In most American households, the washing machine keeps a low profile. Consumers may want their washer to be energy-efficient, water-saving, or even “smart,” but they don’t care how it looks. Not so in China, where a washer is a sign that you’ve arrived economically—especially if it’s stylish. That explains the aesthetic of Wuxi Little Swan. The appliance company sells a gold washing machine dubbed “Killer” that looks like a retro robot, along with a portable Mickey Mouse washer for new parents. It has ridden its apartment-friendly designs to become China’s second-biggest seller of washing machines, with sales of about $2.4 billion in 2016.

Before long, many more U.S. investors will get a chance to clean up on companies like Little Swan. This summer, MSCI, one of the most prominent creators of investment indexes, added “A-shares”—stocks that trade only on China’s domestic exchanges—to its emerging-markets index. The move was an acknowledgment that more Chinese companies meet international standards for accounting transparency and liquidity. And it means that, beginning next May, 222 A-shares like Little Swan will join investors’ portfolios for the first time, via their emerging-markets index and exchange-traded funds.

That’s a gravitational shift. Currently, most Chinese stocks owned by U.S. investors trade either on U.S. exchanges or in Hong Kong. Although China’s main domestic exchanges, in Shanghai and Shenzhen, account for nearly 10% of the global stock universe, U.S. shareholders owned only $103.6 billion worth of Chinese-traded stocks in 2016, a tiny fraction of their total holdings. But that number is expected to grow exponentially in the wake of MSCI’s move, and some investors are pouncing on A-share stocks today, assuming they’ll enjoy a price bump when money from index funds pours in.

Nicolas Rapp
Nicolas Rap

Should you follow suit?
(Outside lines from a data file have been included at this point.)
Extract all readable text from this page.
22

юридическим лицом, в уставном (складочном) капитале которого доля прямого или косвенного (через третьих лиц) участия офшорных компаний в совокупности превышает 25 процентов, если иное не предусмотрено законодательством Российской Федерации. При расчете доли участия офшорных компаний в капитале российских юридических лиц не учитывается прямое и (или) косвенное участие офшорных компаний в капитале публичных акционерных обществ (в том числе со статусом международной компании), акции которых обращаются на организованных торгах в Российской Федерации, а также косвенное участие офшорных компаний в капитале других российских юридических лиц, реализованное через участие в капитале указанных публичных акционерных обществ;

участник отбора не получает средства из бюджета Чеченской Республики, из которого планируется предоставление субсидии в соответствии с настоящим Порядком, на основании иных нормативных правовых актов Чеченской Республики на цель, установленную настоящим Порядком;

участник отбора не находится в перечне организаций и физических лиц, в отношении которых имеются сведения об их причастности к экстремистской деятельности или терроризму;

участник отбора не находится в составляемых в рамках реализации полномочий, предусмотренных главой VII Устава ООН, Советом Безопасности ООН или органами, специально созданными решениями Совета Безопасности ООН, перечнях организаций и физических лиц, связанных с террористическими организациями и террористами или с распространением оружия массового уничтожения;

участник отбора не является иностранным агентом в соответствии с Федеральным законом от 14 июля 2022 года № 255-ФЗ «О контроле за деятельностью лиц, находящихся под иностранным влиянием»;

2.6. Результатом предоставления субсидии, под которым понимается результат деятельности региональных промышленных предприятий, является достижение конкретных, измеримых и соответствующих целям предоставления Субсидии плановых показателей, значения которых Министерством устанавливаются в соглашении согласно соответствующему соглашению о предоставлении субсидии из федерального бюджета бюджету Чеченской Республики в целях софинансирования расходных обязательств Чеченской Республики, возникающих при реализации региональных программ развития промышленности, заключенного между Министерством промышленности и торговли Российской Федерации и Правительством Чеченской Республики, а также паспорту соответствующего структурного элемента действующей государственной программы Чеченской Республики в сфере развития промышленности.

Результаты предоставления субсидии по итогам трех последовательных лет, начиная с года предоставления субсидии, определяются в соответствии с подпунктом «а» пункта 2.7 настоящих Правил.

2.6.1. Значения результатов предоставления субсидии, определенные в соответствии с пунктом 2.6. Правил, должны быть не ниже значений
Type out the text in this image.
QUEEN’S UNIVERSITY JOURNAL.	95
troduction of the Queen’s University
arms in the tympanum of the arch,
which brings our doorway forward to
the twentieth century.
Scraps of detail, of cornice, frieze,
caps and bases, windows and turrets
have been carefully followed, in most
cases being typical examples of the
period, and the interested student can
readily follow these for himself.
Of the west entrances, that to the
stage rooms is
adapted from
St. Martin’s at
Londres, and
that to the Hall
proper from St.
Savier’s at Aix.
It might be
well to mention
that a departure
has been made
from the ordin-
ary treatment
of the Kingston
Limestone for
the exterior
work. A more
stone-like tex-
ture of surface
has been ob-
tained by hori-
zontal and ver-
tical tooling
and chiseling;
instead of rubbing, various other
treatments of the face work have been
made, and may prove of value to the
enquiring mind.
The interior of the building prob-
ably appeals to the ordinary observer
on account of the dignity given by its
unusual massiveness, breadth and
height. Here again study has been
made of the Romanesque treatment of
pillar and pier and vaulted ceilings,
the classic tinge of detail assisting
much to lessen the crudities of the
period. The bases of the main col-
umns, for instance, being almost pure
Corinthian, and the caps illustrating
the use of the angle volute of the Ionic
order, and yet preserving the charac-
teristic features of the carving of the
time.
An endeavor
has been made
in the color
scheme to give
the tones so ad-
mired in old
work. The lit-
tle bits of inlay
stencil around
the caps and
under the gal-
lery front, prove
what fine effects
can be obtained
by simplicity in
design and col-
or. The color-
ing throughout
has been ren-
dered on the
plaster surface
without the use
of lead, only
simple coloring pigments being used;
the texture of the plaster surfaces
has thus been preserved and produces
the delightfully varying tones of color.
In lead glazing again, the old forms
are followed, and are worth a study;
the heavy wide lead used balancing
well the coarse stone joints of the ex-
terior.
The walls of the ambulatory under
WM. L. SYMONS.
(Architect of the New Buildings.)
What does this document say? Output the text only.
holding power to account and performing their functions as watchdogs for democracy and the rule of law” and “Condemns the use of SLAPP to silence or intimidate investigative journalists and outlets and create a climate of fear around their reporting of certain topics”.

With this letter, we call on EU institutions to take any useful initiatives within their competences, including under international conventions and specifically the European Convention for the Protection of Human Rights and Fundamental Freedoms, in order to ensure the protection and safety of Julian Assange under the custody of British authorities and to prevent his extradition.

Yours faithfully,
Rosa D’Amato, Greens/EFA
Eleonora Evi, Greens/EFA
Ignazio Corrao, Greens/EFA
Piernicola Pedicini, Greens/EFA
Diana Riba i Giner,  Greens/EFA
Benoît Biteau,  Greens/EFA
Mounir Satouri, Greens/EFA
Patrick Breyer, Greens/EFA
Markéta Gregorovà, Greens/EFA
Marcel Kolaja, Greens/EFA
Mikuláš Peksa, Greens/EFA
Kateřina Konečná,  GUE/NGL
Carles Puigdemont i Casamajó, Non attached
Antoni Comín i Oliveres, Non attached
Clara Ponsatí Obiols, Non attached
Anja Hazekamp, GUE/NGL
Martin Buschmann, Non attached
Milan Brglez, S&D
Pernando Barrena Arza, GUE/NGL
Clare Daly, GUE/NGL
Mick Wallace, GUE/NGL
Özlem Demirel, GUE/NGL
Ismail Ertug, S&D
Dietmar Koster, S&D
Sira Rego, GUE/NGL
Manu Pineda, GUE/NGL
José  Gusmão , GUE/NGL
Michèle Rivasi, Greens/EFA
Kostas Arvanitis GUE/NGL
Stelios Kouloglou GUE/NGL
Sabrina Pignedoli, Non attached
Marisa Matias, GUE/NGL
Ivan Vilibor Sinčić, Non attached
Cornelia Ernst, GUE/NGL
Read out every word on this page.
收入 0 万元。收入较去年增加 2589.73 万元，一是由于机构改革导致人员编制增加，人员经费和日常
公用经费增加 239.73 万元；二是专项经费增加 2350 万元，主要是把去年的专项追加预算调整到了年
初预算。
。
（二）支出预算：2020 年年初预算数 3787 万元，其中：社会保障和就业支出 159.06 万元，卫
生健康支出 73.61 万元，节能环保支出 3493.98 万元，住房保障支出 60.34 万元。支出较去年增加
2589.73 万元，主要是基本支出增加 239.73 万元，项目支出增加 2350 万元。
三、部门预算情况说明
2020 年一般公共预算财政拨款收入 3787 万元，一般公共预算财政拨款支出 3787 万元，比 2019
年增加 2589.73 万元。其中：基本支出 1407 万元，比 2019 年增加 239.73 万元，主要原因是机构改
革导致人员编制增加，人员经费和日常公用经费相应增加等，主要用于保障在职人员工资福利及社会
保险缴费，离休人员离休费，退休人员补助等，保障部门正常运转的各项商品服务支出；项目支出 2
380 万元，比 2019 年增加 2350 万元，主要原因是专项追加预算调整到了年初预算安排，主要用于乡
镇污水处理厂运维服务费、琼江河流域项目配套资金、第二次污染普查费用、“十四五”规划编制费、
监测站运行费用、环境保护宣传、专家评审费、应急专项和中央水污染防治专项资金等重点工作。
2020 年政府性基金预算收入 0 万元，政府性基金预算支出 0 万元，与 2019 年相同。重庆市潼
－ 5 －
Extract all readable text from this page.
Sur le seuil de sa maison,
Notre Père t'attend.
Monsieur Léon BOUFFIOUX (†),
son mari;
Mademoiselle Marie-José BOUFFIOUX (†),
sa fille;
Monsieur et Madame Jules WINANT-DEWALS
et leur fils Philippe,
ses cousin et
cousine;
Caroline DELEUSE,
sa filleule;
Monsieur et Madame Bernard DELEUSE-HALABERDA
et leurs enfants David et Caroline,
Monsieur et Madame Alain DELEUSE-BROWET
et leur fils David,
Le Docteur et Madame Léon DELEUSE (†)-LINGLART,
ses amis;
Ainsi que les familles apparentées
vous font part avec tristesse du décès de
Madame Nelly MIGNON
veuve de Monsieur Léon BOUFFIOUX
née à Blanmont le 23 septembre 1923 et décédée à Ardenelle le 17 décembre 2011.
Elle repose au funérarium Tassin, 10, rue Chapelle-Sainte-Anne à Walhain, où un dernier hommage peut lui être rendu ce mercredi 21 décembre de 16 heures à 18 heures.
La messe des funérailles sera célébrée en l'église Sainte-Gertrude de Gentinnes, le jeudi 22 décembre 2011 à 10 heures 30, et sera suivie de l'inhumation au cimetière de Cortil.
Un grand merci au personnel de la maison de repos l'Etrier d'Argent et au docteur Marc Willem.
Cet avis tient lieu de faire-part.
Skeptics note that this isn’t the ideal time to buy Chinese equities. China’s frothy housing market and its escalating debt, which reached 260% of GDP at the end of 2016, have stoked fears of a looming slump. Its markets are also more volatile than America’s, in part because they’re dominated by individuals rather than by the banks, funds, and other institutions that rule in the U.S. Still, seasoned investors see opportunity in the A-shares—and other stocks too—among Chinese companies that are poised to ride out any short-term rockiness.

China’s transition to an economy driven by consumer spending rather than industrial growth is generating much of that opportunity. Many of the most affluent consumers will gather in tight-packed urban centers—an argument for the aforementioned Wuxi Little Swan, which customizes products by size and builds all-in-one washer-dryers that fit nicely in small apartments. Equally appealing to investors, explains Tiffany Hsiao, portfolio manager on the China team for mutual fund firm Matthews Asia, is that Little Swan’s build-on-request business model reduces its need to take on debt.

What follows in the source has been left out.